El ambiente es otro de sus rasgos distintivos. Se trata de un bar de barrio con onda moderna, mesas al aire libre, buena música y, como toque diferencial, juegos de jenga y un metegol para entretenerse mientras el pedido sale de cocina. Es un lugar ideal para ir en grupo, celebrar un cumpleaños, juntarse con amigos o simplemente pasar una noche distendida en pareja. La decoración combina el estilo industrial con detalles cálidos, lo que genera una atmósfera acogedora sin pretensiones.

La atención es otro aspecto muy bien valorado. El equipo —mencionado frecuentemente en los comentarios de los clientes— se caracteriza por su buena predisposición y amabilidad. Las comandas se toman de forma rápida, las consultas se responden con paciencia y el personal está siempre atento a los detalles. Quienes piden por delivery destacan especialmente la atención vía WhatsApp, donde suelen avisar el momento exacto en que el pedido sale en moto.

Ahora bien, como en todo comercio, no todo es perfecto. Quienes piden delivery los viernes y sábados por la noche pueden experimentar demoras de entre 30 y 60 minutos, ya que la demanda se dispara y el local prioriza la calidad antes que la velocidad. Algunos clientes han reportado errores puntuales en pedidos a domicilio —hamburguesas equivocadas, demoras en la entrega de devoluciones— y otros mencionan que la música dentro del salón puede resultar algo elevada en ciertos momentos de la noche. También se han registrado casos aislados de papas que llegaron con algo menos de crocancia en envíos largos, un detalle menor pero que vale la pena tener en cuenta al momento de elegir comer en el local o pedir a domicilio.

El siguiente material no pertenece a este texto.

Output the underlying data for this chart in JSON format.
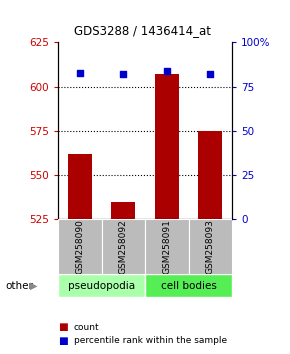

En relación con los precios, se trata de una opción de hamburguesería con una relación precio-calidad muy competitiva para los estándares de Buenos Aires. Hay combos accesibles que incluyen hamburguesa, papas y bebida; promociones frecuentes en redes sociales como Instagram; y descuentos especiales que se pueden consultar directamente al local o por mensaje. Además, aceptan Mercado Pago, lo que facilita el pago y suma una capa más de comodidad para el cliente.

Para llegar, el local se encuentra a pocas cuadras de varias líneas de colectivo que conectan Pompeya con Barracas, Parque Patricios y Flores. Si vas en auto, hay estacionamiento en la zona sin mayores inconvenientes. La página web oficial y la cuenta de Instagram funcionan como canales de comunicación donde publican el menú actualizado, novedades y promociones del momento.

En síntesis, Nueva de Pompeya es una hamburguesería de barrio que cumple con creces: comida rica, abundante, a buen precio, en un ambiente agradable y con una atención que invita a volver. Si estás en la zona sur de Buenos Aires y querés probar una hamburguesa smash bien hecha, con papas fritas de verdad, una IPA bien fría y la posibilidad de cerrar la noche con un juego de metegol, este lugar merece una visita. Eso sí, si la idea es pedir delivery un viernes a las 22, conviene armarse de paciencia o directamente acercarse al local, sentarse en una de las mesas y disfrutar de la experiencia completa.